My sister held her breath.
Next, I swept an entire stack of frying pans to the floor with a deafening crash!
Then there was silence.
Janie swallowed hard and balled her hands into determined fists. “All right, Delia,” she said. “What now?”
I felt a swell of joy and had to remind myself that this wasn’t the time for celebrating. I walked across the room and opened the door to the incinerator room.
Janie came and stood in the doorway. We were practically shoulder to shoulder, not that she’d know it.
The incinerator itself hulked in the corner, a six-foot-tall, eight-foot-long, and six-foot-wide fortified box of iron and brick. The air smelled stale and faintly burnt—a sweet blend of toast and smoke.
I stepped inside, flipped up the lever on the incinerator’s two-by-two-foot-square metal hatch, and pulled it open.
Janie’s eyes went wide. “No way, Delia! I’m not going in there.”
There was a petulance in her voice that made me feel like we were just two normal sisters trying to figure out how to glue together a broken vase before our parents came home.
“I never said you had to,” I said. “Nobody’s going inside the incinerator.”
But when I opened the door and
peered down into the belly of the structure, I could see nothing but pitch darkness. Which meant that one of us was going in, and since I was the only one of us who could produce her own light, it was probably going to be me. Better me than my sister—but still.
“Delia?” Janie asked, stepping close. “Are you going in? Be careful. Are you sure it’s safe?”
Nope. Not sure at all.
What, Delia, you’re going to give up now?
Of course not. There was no fire in the incinerator. It wasn’t even hot. It was just dark.
I repeated those facts to myself—not hot, just dark—as I moved through the thick brick wall.
“Are you okay?” Janie asked.
I looked around, a very bad feeling rising in my stomach.
I was not, in fact, okay.
I was surrounded by fire.
The flames reached as high as my head. They looked like normal fire in the way they jumped and leapt, but instead of being bright orange, they were the fathomless, velvety black you’d expect to find in a black hole. And, like a black hole, they devoured the light that radiated off of my ghostly form, until parts of myself were missing and I started to get pretty worried that I was being burned alive by the dark flames without even knowing it.
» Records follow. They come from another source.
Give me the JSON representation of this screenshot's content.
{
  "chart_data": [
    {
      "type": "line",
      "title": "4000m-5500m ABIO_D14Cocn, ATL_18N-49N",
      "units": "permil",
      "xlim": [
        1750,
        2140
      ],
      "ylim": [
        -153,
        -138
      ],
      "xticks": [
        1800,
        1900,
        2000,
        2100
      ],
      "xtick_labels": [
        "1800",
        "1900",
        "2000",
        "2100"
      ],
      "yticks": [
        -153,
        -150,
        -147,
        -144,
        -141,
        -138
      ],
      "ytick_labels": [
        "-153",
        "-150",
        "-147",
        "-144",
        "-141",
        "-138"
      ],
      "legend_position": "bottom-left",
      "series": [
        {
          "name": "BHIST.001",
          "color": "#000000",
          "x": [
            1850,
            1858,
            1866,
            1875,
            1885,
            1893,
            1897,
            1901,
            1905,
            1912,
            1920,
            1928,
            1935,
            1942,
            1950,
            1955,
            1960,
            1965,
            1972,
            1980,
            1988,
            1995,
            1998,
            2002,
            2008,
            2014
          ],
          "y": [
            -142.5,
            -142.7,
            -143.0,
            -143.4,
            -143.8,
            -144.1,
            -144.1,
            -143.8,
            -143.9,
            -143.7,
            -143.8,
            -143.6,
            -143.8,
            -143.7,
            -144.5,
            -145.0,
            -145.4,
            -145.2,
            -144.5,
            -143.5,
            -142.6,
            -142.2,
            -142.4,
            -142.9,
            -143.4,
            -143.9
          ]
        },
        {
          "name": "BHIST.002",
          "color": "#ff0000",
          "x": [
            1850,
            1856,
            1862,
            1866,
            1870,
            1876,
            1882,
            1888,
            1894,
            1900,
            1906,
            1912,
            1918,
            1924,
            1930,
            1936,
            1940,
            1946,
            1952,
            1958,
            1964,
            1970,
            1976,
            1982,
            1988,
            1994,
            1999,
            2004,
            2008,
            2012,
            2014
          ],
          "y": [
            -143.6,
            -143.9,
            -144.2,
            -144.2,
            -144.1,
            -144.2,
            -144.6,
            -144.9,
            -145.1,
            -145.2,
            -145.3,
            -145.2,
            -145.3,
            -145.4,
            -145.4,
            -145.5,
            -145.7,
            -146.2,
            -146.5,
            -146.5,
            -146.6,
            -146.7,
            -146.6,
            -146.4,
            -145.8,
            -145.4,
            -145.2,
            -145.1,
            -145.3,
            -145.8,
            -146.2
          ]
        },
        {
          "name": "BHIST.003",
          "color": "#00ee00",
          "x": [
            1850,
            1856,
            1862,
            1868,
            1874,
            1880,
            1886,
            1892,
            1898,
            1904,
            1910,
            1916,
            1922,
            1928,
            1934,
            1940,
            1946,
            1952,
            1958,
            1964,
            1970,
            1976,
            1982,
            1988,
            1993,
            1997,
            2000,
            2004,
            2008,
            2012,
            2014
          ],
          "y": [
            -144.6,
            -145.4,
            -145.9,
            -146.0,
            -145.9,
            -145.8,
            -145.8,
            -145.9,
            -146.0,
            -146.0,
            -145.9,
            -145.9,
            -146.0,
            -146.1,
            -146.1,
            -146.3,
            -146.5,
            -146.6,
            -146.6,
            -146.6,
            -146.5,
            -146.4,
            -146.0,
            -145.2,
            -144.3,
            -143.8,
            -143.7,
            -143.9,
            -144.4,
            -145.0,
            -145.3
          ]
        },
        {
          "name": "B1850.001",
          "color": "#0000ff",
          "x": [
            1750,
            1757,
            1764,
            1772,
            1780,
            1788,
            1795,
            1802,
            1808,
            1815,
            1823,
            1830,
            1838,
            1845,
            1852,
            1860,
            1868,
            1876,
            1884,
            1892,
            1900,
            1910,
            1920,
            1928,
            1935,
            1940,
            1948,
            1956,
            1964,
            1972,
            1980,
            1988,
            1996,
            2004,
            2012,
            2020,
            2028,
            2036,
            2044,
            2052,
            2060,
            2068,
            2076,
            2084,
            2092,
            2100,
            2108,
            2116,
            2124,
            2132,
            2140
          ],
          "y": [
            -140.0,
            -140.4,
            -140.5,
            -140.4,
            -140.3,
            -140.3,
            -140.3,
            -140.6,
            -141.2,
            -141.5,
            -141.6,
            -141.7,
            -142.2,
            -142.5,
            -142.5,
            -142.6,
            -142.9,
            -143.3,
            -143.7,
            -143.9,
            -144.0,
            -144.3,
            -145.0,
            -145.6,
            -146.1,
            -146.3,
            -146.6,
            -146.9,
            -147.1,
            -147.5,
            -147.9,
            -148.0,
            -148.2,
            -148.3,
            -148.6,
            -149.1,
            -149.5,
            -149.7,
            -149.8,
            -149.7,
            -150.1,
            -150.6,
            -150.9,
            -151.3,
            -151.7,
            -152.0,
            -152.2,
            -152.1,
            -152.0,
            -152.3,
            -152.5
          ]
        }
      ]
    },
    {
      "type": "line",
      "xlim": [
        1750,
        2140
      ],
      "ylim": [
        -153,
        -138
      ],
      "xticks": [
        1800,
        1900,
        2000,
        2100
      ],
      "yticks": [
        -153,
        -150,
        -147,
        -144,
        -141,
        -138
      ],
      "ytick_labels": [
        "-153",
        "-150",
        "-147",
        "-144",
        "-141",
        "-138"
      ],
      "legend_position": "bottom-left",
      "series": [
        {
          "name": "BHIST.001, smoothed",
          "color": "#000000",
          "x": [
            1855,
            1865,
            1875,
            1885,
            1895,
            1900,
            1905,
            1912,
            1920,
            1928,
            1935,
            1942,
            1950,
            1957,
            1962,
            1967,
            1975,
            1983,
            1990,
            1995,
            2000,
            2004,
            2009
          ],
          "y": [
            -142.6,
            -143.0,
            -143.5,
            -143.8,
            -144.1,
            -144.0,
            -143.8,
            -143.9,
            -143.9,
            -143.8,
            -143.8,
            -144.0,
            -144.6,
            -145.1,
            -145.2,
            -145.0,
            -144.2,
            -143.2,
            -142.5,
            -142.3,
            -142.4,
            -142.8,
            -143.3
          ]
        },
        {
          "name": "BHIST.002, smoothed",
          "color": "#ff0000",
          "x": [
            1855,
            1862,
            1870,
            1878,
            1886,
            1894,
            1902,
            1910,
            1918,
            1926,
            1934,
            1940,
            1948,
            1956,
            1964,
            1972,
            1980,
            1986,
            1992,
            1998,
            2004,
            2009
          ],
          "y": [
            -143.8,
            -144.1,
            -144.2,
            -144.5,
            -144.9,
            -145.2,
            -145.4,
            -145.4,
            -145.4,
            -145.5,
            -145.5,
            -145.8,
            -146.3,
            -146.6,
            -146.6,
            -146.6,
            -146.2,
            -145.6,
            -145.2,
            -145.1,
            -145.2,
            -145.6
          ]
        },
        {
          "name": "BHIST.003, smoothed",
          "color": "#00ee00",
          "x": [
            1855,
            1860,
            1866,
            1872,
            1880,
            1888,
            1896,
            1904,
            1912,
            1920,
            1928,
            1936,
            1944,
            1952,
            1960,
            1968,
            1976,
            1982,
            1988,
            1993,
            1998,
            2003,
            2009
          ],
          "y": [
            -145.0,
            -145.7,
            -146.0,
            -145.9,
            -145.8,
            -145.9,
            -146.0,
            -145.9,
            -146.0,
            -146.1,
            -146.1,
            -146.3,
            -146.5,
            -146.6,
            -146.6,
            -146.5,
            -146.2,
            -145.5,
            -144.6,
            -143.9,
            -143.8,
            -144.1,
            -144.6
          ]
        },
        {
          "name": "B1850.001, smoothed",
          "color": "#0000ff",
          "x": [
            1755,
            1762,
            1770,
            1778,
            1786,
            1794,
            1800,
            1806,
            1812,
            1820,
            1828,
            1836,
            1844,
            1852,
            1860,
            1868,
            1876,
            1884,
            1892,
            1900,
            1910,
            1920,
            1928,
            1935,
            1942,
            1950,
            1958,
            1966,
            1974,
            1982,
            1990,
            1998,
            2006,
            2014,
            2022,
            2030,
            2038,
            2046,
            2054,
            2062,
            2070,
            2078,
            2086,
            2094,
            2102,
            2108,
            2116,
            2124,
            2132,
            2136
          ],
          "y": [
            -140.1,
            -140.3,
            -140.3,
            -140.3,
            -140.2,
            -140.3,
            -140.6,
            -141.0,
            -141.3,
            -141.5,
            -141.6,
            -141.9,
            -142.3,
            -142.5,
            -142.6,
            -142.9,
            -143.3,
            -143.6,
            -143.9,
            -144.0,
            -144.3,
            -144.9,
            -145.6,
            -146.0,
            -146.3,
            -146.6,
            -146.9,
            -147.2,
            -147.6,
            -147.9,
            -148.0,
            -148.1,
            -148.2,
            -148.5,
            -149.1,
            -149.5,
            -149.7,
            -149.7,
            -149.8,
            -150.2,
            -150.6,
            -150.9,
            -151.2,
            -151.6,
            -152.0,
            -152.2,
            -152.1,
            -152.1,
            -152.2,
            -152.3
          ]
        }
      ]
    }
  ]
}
But no. If I moved my arm, the invisible parts became visible again—even if only for a moment. And I didn’t feel any burning—not from heat, anyway. They were actually quite cold, like on a frosty night, when the wind goes right through your clothes.
Any relief I felt was only temporary, though. Because immediately I was faced with the reality of being surrounded by dark flames and having no way to put them out except apparently spilling the blood of my little sister, which—call me crazy—I had a feeling she wouldn’t be totally cool with.
And then disaster struck.
“Delia, I’m coming in!” Before I could stop her, Janie climbed up and propelled herself through the incinerator hatch, landing clumsily inside with me. “What … What’s happening in here? What’s … Is this fire?”
Her voice faded out as she held her hand in the light that spilled in through the hatch, studying the way the flames made it vanish.
“Am I dead now?” she asked. “Am I a ghost?”
To be honest, I wasn’t sure. I stepped between her and the opening. “Can you see me? Can you hear me?”